All the major black organizations had signed on, including the NAACP, the Urban League and the Southern Christian Leadership Conference. Randall Robinson’s book, “The Debt: What America Owes to Blacks,” had hit the bestseller lists in 2000. Many state and local Democratic politicians started to talk up the idea.
Then: nothing. Today, reparations seem to have completely disappeared from the national agenda. Few mention them anymore. What happened?
With the election of Barack Obama, many have hoped for a reopening of the reparations discussion, however Obama himself opposes monetary reparations:
I have said in the past _ and I’ll repeat again _ that the best reparations we can provide are good schools in the inner city and jobs for people who are unemployed.

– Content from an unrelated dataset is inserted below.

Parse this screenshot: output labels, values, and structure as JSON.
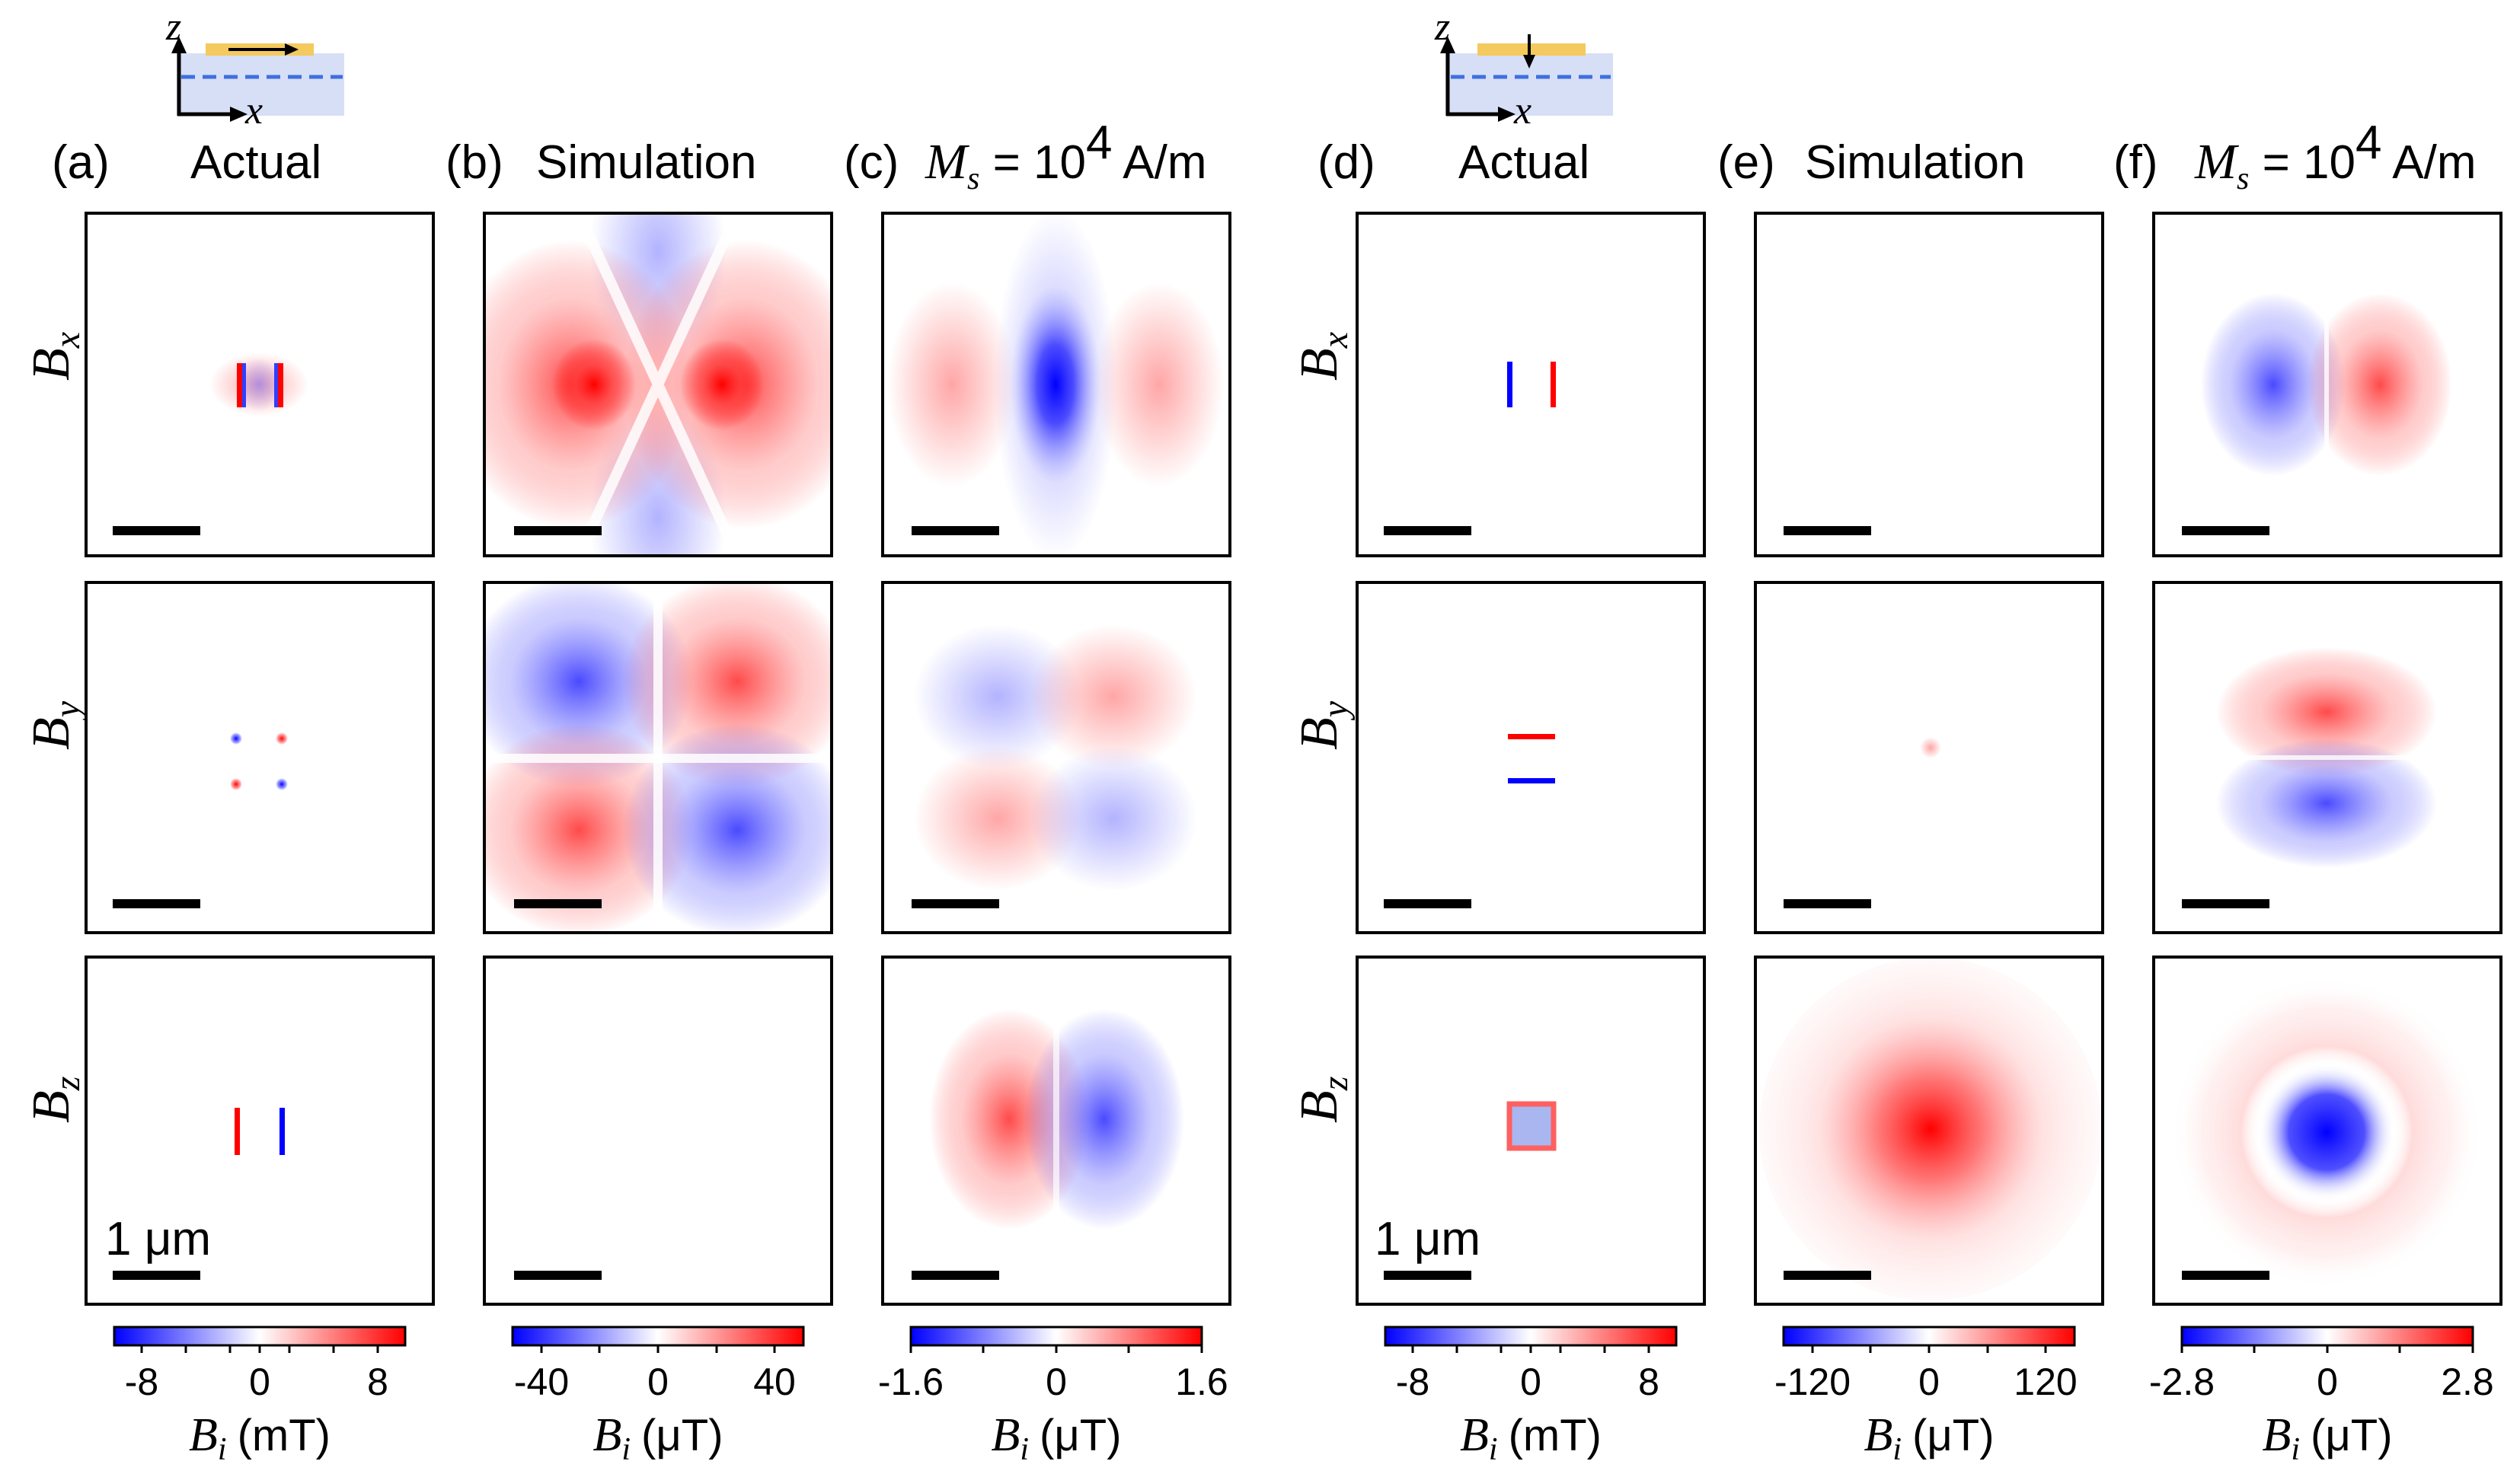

This response reminds me of those houses that give out toothbrushes and raisins for Halloween. The implicit acknowledgment in Obama’s statement is that this country owes reparations to ancestors of slaves, just that it shouldn’t be money. What is Obama so afraid of? People spending money on things they want instead of things he thinks they need? In the current economic climate, that might not be so much of a worry. Most people could probably find a lot of “needs” to put the money towards – mortgage payments, food, paying off debt, etc. But is there anything wrong with people spending the money on wants as well? In the reparations scenario envisioned by the movie Barbershop, Cedric the Entertainer’s character argues that reparations “ain’t gonna do nothing but make Cadillac the number one car dealership in America.” Wouldn’t we rather have that than an American auto industry bailout?